クエリ2: L = 2、R = 6 の場合、インデックス1から5までの範囲({6, 1, 3, 1, 6})に含まれる異なる要素は {6, 1, 3} の3つです。
解決アプローチ
シンプルな方法:線形走査 + set
最も単純な解法は、各クエリごとに配列を L から R まで走査し、要素を set に順次挿入していく方法です。set は重複を自動的に排除するため、最終的な set のサイズがそのまま答えになります。ただし、この方法では1回のクエリに O(R − L) の時間がかかるため、クエリ数や配列サイズが大きくなると非効率になります。
効率的な方法:セグメント木を使う
より効果的なのがセグメント木(segment tree)というデータ構造を利用する方法です。あらかじめ各区間の情報を構築しておくことで、指定された範囲の異なる要素数を高速に取得できます。

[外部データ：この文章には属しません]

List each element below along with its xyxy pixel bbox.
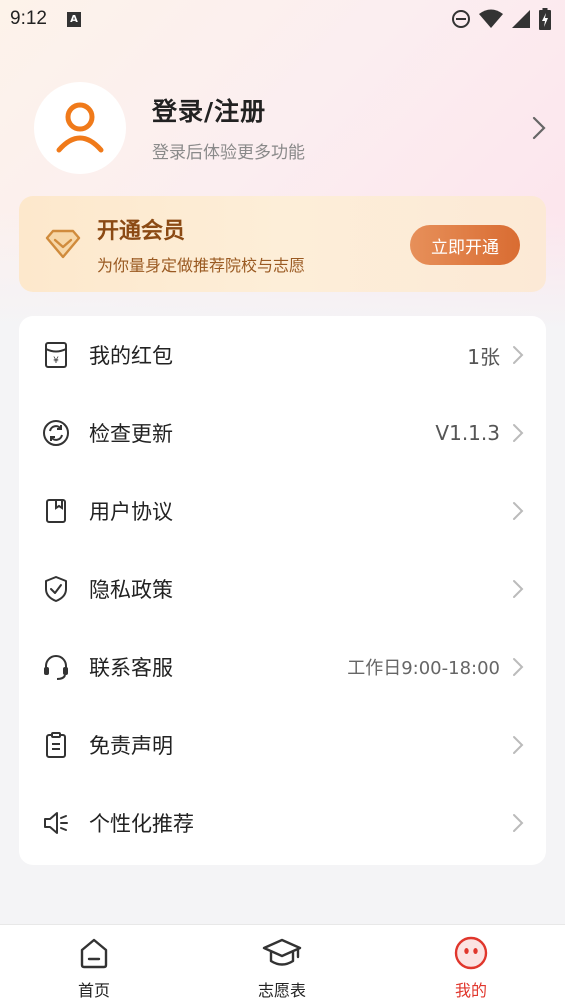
clipboard-icon	[41, 730, 71, 760]
home-icon	[78, 937, 110, 969]
status-icons	[451, 8, 551, 30]
headset-icon	[41, 652, 71, 682]
nav-label: 首页	[77, 981, 110, 1000]
activate-now-button[interactable]: 立即开通	[410, 225, 520, 265]
speaker-icon	[41, 808, 71, 838]
chevron-right-icon	[513, 346, 524, 364]
agreement-icon	[41, 496, 71, 526]
chevron-right-icon	[513, 736, 524, 754]
menu-value: V1.1.3	[435, 421, 500, 445]
vip-text: 开通会员 为你量身定做推荐院校与志愿	[97, 213, 305, 276]
red-packet-icon: ¥	[41, 340, 71, 370]
nav-home[interactable]: 首页	[34, 925, 154, 1004]
do-not-disturb-icon	[452, 10, 470, 28]
menu-item-customer-service[interactable]: 联系客服 工作日9:00-18:00	[19, 628, 546, 706]
login-profile-row[interactable]: 登录/注册 登录后体验更多功能	[34, 80, 554, 175]
user-avatar-icon	[56, 102, 104, 152]
signal-icon	[512, 10, 530, 28]
menu-label: 联系客服	[89, 656, 173, 680]
bottom-navigation: 首页 志愿表 我的	[0, 924, 565, 1004]
nav-label: 我的	[454, 981, 487, 1000]
menu-item-check-update[interactable]: 检查更新 V1.1.3	[19, 394, 546, 472]
chevron-right-icon	[513, 580, 524, 598]
nav-application-form[interactable]: 志愿表	[222, 925, 342, 1004]
menu-value: 工作日9:00-18:00	[347, 658, 500, 679]
chevron-right-icon	[513, 814, 524, 832]
vip-title: 开通会员	[97, 218, 186, 244]
battery-charging-icon	[539, 8, 551, 30]
avatar[interactable]	[34, 81, 126, 174]
menu-item-personalized-recommendation[interactable]: 个性化推荐	[19, 784, 546, 862]
menu-item-user-agreement[interactable]: 用户协议	[19, 472, 546, 550]
menu-value: 1张	[467, 344, 500, 369]
shield-check-icon	[41, 574, 71, 604]
profile-text: 登录/注册 登录后体验更多功能	[152, 92, 305, 163]
status-bar: 9:12 A	[0, 0, 565, 38]
login-register-title[interactable]: 登录/注册	[152, 92, 305, 128]
a-notification-icon: A	[66, 11, 81, 27]
graduation-cap-icon	[262, 937, 302, 969]
menu-label: 我的红包	[89, 344, 173, 368]
chevron-right-icon	[513, 658, 524, 676]
profile-face-icon	[454, 936, 488, 970]
svg-text:¥: ¥	[53, 356, 59, 366]
settings-menu: ¥ 我的红包 1张 检查更新 V1.1.3 用户协议 隐私政策 联系客服 工作日…	[19, 316, 546, 865]
menu-item-red-packet[interactable]: ¥ 我的红包 1张	[19, 316, 546, 394]
vip-subtitle: 为你量身定做推荐院校与志愿	[97, 255, 306, 275]
chevron-right-icon	[513, 424, 524, 442]
refresh-icon	[41, 418, 71, 448]
chevron-right-icon	[513, 502, 524, 520]
chevron-right-icon[interactable]	[532, 116, 546, 140]
menu-label: 免责声明	[89, 734, 173, 758]
menu-label: 用户协议	[89, 500, 173, 524]
menu-label: 隐私政策	[89, 578, 173, 602]
login-subtitle: 登录后体验更多功能	[152, 143, 305, 163]
menu-label: 检查更新	[89, 422, 173, 446]
diamond-icon	[45, 229, 81, 259]
vip-membership-card[interactable]: 开通会员 为你量身定做推荐院校与志愿 立即开通	[19, 196, 546, 292]
nav-mine[interactable]: 我的	[411, 925, 531, 1004]
menu-item-disclaimer[interactable]: 免责声明	[19, 706, 546, 784]
menu-item-privacy-policy[interactable]: 隐私政策	[19, 550, 546, 628]
wifi-icon	[479, 9, 503, 28]
menu-label: 个性化推荐	[89, 812, 194, 836]
nav-label: 志愿表	[257, 981, 306, 1000]
status-time: 9:12	[10, 8, 47, 29]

セグメント木とは、情報を「区間(セグメント)」の単位で管理する特殊な木構造です。葉ノードは配列の各要素に対応し、非葉ノードはその子ノードが表す区間全体の値(ここでは異なる要素の集合)を保持します。本実装では、区間ごとの要素集合の管理に set を使用します。
C++による実装例
#include <bits/stdc++.h>
using namespace std;
set<int>* segmentTree;
// セグメント木の構築
void CreateSegmentTree(int i, int s, int e, int arr[]) {
if (s == e) {
segmentTree[i].insert(arr[s]);
return;
}
CreateSegmentTree(2 * i, s, (s + e) / 2, arr);
CreateSegmentTree(1 + 2 * i, 1 + (s + e) / 2, e, arr);
segmentTree[i].insert(segmentTree[2 * i].begin(), segmentTree[2 * i].end());
segmentTree[i].insert(segmentTree[2 * i + 1].begin(), segmentTree[2 * i + 1].end());
}
// 範囲 [a, b] 内の異なる要素の集合を取得
set<int> findDistSubarray(int node, int l, int r, int a, int b) {
set<int> left, right, distinctSubarray;
if (b < l || a > r)
return distinctSubarray;
if (a <= l && r <= b)
return segmentTree[node];
left = findDistSubarray(2 * node, l, (l + r) / 2, a, b);
distinctSubarray.insert(left.begin(), left.end());
right = findDistSubarray(1 + 2 * node, 1 + (l + r) / 2, r, a, b);
distinctSubarray.insert(right.begin(), right.end());
return distinctSubarray;
}
int main() {
int arr[] = {4, 6, 1, 3, 1, 6, 5};
int n = sizeof(arr) / sizeof(arr[0]);
int query[] = {1, 4};
int i = (int)ceil(log2(n));
i = (2 * (pow(2, i))) - 1;
segmentTree = new set<int>[i];
CreateSegmentTree(1, 0, n - 1, arr);
set<int> distCount = findDistSubarray(1, 0, n - 1, (query[0]-1), (query[1]-1));
cout<<"The number of distinct elements in the subarray is "<<distCount.size();
return 0;
}
出力
The number of distinct elements in the subarray is 4
まとめ
このように、セグメント木を用いることで、範囲クエリを木構造上で分割統治的に処理できます。単純な走査方式と比べ、同じ配列に対して多数のクエリを処理する場面で大きなメリットがあります。なお、set を用いた実装では区間マージのコストが発生するため、さらに大規模なデータを扱う場合は Mo's algorithm(平方分割)などの手法も検討するとよいでしょう。